Protecting Your Preclinical Investment: The Case For High-fidelity Cell Sorting

April 10, 2026

BY HANNAH SHEEHAN, PH.D. CEO SAUVEBIO


In the world of preclinical development of advanced modalities such as gene therapies, cell therapies, and complex biologics, the in vivo phase is often the most resource-intensive part of the journey.

Working with a premier partner like Biomere ensures that your in vivo studies are executed with precision to generate meaningful go/no-go data. Whether it is a rodent PK study or a complex AAV biodistribution program, in vivo studies provide critical input to making decisions. As consultants and scientific partners, we at SauveBio often see a critical gap in the Discovery studies to understand mechanism of action, efficacy and early toxicology. Too often, researchers take precious, high-value tissue samples that have been exposed to a novel therapy and subject them to “bulk” analysis. They grind up a lymph node or a tumor and look at the average gene expression but there is a problem. Biology doesn’t happen in averages; it happens in specific cells.

This is where the partnership between Biomere’s in vivo excellence and SauveBio’s advanced cell sorting capabilities becomes a force multiplier for your data package. By physically isolating specific cell populations from treated animal model samples before downstream analysis, we turn a standard safety study into a goldmine of mechanistic insight. Here are three scenarios where integrating SauveBio’s sorting expertise into your in vivo PK study design is not a nice to have, but is a necessity.

1. The “Needle in the Haystack”: Isolating Rare Immune Subsets

The Problem:

In many immunology and oncology studies, the cells that actually mat- ter (the tumor-infiltrating lymphocytes (TILs) or specific memory B-cells) comprise less than 1% of the total tissue. If you perform bulk RNA sequencing on a whole tumor biopsy, the signal from these rare cells is drowned out by the noise of millions of structural cells and necrotic debris.
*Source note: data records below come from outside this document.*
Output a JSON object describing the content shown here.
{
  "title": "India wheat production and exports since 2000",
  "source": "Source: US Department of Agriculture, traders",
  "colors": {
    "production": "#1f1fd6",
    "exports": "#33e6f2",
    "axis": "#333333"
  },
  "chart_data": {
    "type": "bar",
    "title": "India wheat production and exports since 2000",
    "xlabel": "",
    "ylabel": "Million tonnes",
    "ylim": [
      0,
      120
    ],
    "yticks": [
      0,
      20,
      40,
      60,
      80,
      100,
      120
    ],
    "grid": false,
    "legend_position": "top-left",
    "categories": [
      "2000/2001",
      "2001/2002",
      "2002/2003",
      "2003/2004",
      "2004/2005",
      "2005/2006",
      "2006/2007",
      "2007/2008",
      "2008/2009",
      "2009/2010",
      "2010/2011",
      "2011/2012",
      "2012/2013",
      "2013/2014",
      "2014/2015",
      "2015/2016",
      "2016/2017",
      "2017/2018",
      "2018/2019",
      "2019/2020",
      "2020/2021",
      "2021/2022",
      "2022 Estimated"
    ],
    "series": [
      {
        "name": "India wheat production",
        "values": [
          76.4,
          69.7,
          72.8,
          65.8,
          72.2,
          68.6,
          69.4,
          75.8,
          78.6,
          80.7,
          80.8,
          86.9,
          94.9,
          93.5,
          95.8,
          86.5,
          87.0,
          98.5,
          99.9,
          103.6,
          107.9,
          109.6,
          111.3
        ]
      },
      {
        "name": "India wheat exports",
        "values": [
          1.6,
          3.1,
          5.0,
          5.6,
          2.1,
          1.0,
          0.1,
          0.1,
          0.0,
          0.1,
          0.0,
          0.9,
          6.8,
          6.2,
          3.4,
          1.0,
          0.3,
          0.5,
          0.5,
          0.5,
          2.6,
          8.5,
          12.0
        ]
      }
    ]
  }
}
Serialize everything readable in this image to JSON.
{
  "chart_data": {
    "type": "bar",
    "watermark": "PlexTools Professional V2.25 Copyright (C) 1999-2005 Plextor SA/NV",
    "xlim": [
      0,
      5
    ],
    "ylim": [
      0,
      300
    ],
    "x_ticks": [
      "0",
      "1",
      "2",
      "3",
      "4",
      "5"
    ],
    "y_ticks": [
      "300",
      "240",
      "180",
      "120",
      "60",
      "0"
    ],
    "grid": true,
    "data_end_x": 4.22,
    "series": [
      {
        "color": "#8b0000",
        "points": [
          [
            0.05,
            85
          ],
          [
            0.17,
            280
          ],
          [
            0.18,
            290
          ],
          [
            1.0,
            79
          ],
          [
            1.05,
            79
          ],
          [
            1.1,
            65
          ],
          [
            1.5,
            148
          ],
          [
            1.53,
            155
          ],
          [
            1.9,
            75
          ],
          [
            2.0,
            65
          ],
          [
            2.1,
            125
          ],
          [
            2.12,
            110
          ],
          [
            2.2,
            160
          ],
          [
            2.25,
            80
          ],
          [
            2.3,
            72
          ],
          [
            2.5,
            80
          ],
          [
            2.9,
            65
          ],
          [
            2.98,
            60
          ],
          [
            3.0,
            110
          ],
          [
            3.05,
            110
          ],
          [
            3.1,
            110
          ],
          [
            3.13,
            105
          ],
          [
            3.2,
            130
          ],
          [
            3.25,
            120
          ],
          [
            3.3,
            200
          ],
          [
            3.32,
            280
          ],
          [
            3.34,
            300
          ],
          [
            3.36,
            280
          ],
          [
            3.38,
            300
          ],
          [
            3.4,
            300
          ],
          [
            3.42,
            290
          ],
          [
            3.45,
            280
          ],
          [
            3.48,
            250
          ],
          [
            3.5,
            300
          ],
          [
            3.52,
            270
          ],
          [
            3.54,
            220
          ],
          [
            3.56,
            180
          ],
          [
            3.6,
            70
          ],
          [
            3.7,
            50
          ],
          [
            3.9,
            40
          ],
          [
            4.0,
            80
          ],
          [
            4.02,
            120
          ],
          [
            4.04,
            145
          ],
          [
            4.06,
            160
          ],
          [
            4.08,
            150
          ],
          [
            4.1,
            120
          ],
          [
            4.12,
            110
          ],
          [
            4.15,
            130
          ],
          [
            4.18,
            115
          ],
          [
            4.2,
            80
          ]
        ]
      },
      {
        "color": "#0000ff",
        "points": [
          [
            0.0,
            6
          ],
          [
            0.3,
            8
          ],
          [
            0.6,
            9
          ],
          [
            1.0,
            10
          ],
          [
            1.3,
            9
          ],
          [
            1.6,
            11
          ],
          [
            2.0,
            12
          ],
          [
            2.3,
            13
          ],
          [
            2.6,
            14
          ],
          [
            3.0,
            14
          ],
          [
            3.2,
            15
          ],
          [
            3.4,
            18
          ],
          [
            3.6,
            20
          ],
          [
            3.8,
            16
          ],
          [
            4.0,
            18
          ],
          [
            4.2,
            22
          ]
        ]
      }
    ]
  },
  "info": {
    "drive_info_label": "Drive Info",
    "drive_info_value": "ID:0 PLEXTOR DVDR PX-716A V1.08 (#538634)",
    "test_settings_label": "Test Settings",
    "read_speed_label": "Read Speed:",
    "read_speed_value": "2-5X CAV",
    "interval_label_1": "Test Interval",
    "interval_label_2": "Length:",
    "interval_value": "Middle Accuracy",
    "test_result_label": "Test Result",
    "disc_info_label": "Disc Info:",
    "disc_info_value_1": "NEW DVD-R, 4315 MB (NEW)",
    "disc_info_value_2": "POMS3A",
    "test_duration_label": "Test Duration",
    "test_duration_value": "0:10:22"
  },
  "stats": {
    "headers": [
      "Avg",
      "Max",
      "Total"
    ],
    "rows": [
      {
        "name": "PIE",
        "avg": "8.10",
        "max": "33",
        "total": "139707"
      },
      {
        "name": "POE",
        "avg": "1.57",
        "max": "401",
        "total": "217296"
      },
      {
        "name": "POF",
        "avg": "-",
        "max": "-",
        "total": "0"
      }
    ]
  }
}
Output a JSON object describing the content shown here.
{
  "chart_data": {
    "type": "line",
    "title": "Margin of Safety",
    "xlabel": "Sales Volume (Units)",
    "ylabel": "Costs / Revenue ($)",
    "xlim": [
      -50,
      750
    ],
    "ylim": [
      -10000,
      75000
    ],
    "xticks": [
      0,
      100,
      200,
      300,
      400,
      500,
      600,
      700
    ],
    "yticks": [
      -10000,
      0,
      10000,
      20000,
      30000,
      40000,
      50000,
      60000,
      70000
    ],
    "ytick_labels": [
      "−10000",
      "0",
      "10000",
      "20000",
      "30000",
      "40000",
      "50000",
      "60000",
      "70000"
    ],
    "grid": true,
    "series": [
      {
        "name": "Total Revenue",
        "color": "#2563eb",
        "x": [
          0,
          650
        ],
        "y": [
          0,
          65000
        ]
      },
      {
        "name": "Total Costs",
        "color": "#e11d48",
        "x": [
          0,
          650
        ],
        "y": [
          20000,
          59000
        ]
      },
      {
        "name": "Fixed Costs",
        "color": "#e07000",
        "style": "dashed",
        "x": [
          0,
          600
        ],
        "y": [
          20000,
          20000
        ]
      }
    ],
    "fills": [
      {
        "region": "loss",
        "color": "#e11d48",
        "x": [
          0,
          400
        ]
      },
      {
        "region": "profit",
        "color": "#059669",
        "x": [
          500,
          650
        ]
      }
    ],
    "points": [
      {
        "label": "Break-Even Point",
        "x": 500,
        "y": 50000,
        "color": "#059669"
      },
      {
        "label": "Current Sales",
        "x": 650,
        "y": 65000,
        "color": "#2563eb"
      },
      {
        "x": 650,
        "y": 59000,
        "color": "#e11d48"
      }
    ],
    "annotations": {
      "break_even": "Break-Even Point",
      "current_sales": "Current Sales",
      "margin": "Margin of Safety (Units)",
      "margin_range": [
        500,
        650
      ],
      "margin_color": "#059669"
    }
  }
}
You might miss a subtle but critical immune response simply because the signal was diluted

The Solution:

SauveBio works with Biomere to receive fresh tissue suspensions imme- diately following necropsy. Using multi-parametric Fluorescence-Activat- ed Cell Sorting (FACS), we can physically sort out that 0.1% popula- tion of specific T-cells into a tube. When you sequence that tube, you aren’t looking at an average; you are looking at a pure, concentrated signal that provides detailed data on the cell type that matters.

2. Protecting Your Genomics Investment: “Garbage In, Garbage Out”

The Problem:

Single-cell RNA sequencing (scRNA-seq) has revolutionized how we understand drug toxicity and efficacy. However, it is also incredibly expensive. The quickest way to burn through a budget is to feed a commercially available chip with dead cells or debris. When tissues are dissociated (especially tough tissues like lung or NHP brain), cell viability often drops. If you load this raw mixture into a sequencer, a good amount of the data may not be usable.

The Solution:

SauveBio acts as the quality control gatekeeper. We employ “Live/ Dead” sorting strategies to remove dead cells and debris, delivering a suspension of high-viability, single cells to the genomics facility. This ensures that every dollar you spend on sequencing yields high-quality data, maximizing the ROI of the in vivo study.

3. Validating the Vector: GFP+ vs. The Bystanders

The Problem:

In AAV gene therapy or CRISPR editing studies, “transduction efficiency” is a key endpoint and it is important to know which cells actually received the therapy. Established PCR methods tells you how many vector copies are in the tissue on average, but it doesn’t tell you if the therapy changed the phenotype of the cells receiving the gene modification therapy.

The Solution:

If your vector includes a reporter (like GFP), SauveBio can sort the sample into two distinct populations: the “GFP-Positive” cells (those that got the drug) and the “GFP-Negative” cells (the bystanders). By analyzing these two groups separately, you can definitively prove that phenotypic changes, like the downregulation of a disease marker, are directly linked to your therapy, rather than just general environmental changes.

In summary, the partnership between Biomere and Sauve combines physiological context and cellular resolution. Your preclinical samples are too valuable to waste on low-resolution data so by integrating high-end cell sorting into your workflow, you ensure that you are seeing every single tree in the forest.